Investigators claimed that the SEC employee used her e-mail to conduct business on behalf of the Ponzi scheme on nearly a daily basis, the report says. In addition to that investigation, the inspector general's semi-annual report offers an update on the status of several other inquiries.

The report says the inspector general concluded its well-publicized probe into whether the SEC's enforcement director, Linda Thomsen, inappropriately provided information to her former SEC boss, Stephen Cutler, counsel of J.P. Morgan Chase, amid negotiations about whether to buy Bear Stearns in March 2008.

The report doesn't name Thomsen and Cutler, but their identities were confirmed by a source familiar with the matter. The source spoke on the condition of anonymity because details of the probe have not been publicly released.

"We found that while [Cutler] did not receive the broad assurances for the acquiring investment bank that he sought, he did receive some assurances with respect to ongoing and potential investigations related to the pre-acquisition conduct of the target investment bank," the report says.

The report says that while Thomsen's communication with Cutler did not violate SEC policy on external communications, she should have taken other steps "to avoid an appearance of impropriety stemming from the relationship."

The inspector general recommended that the SEC clarify what types of non-public information enforcement officials may release on their own discretion.

Though the discussion between Thomsen and Cutler was private at the time, J.P. Morgan made a public request that it shouldn't be held accountable for potentially improper actions taken by Bear Stearns.

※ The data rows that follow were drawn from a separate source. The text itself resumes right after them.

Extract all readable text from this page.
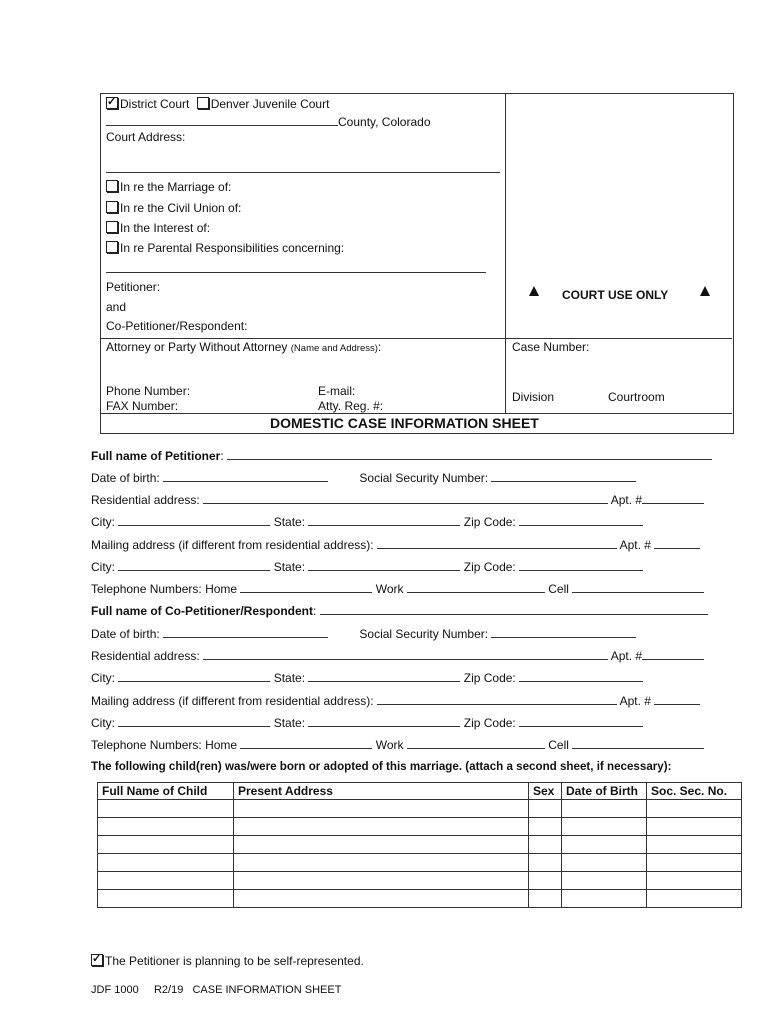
✓District Court Denver Juvenile Court
County, Colorado
Court Address:
In re the Marriage of:
In re the Civil Union of:
In the Interest of:
In re Parental Responsibilities concerning:
Petitioner:
and
Co-Petitioner/Respondent:
Attorney or Party Without Attorney (Name and Address):
Phone Number:
FAX Number:
E-mail:
Atty. Reg. #:
COURT USE ONLY
Case Number:
Division	Courtroom
DOMESTIC CASE INFORMATION SHEET
Full name of Petitioner:
Date of birth:	Social Security Number:
Residential address:	Apt. #
City:	State:	Zip Code:
Mailing address (if different from residential address):	Apt. #
City:	State:	Zip Code:
Telephone Numbers: Home	Work	Cell
Full name of Co-Petitioner/Respondent:
Date of birth:	Social Security Number:
Residential address:	Apt. #
City:	State:	Zip Code:
Mailing address (if different from residential address):	Apt. #
City:	State:	Zip Code:
Telephone Numbers: Home	Work	Cell
The following child(ren) was/were born or adopted of this marriage. (attach a second sheet, if necessary):
Full Name of Child	Present Address	Sex	Date of Birth	Soc. Sec. No.

✓The Petitioner is planning to be self-represented.
JDF 1000     R2/19   CASE INFORMATION SHEET
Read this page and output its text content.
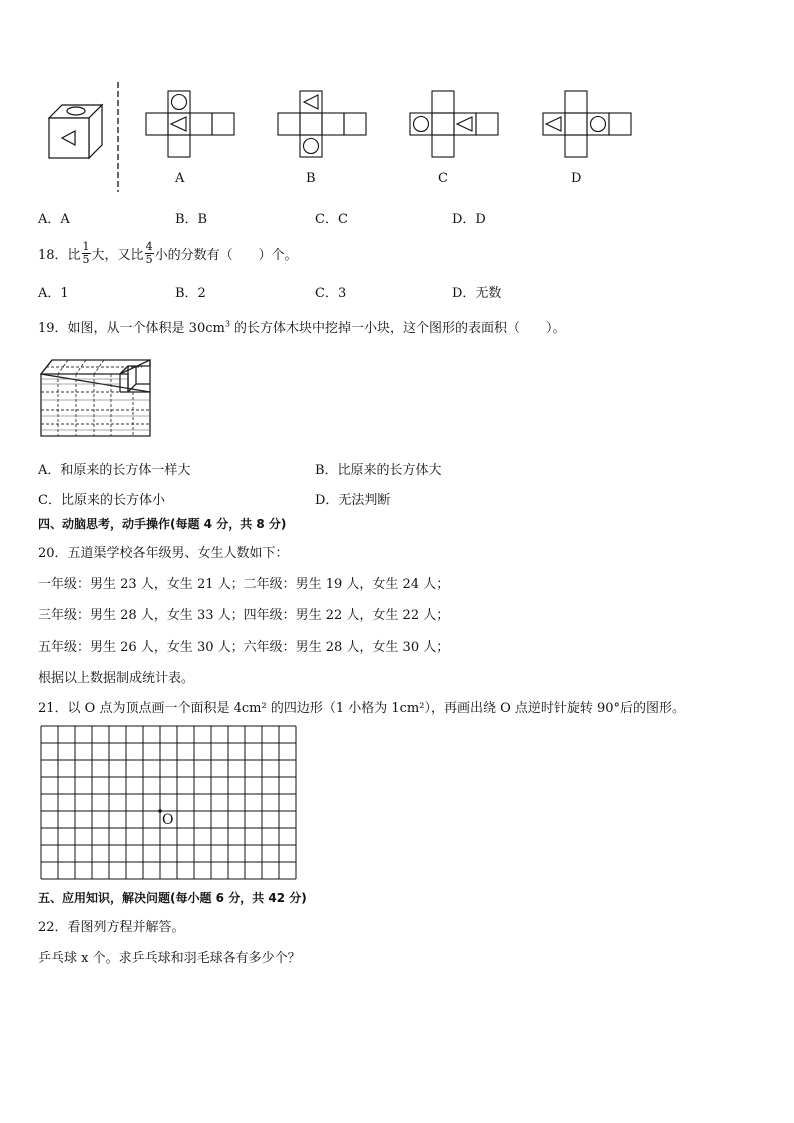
A	B	C	D
A．A	B．B	C．C	D．D
18．比 $\frac{1}{5}$ 大，又比 $\frac{4}{5}$ 小的分数有（　　）个。
A．1	B．2	C．3	D．无数
19．如图，从一个体积是 $30cm^3$ 的长方体木块中挖掉一小块，这个图形的表面积（　　）。
A．和原来的长方体一样大	B．比原来的长方体大
C．比原来的长方体小	D．无法判断
四、动脑思考，动手操作(每题 4 分，共 8 分)
20．五道渠学校各年级男、女生人数如下：
一年级：男生 23 人，女生 21 人；二年级：男生 19 人，女生 24 人；
三年级：男生 28 人，女生 33 人；四年级：男生 22 人，女生 22 人；
五年级：男生 26 人，女生 30 人；六年级：男生 28 人，女生 30 人；
根据以上数据制成统计表。
21．以 O 点为顶点画一个面积是 4cm² 的四边形（1 小格为 1cm²），再画出绕 O 点逆时针旋转 90°后的图形。
O
五、应用知识，解决问题(每小题 6 分，共 42 分)
22．看图列方程并解答。
乒乓球 x 个。求乒乓球和羽毛球各有多少个？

In another inquiry, the inspector general's office said it was asked by the Office of Compliance Inspections and Examinations to investigate whether SEC staff leaked draft copies of a report on credit-rating agencies to the Wall Street Journal. The probe looked at more than 100,000 internal agency e-mails to see who might have been the source of the leak, but found there was no evidence that a SEC staff member provided the information.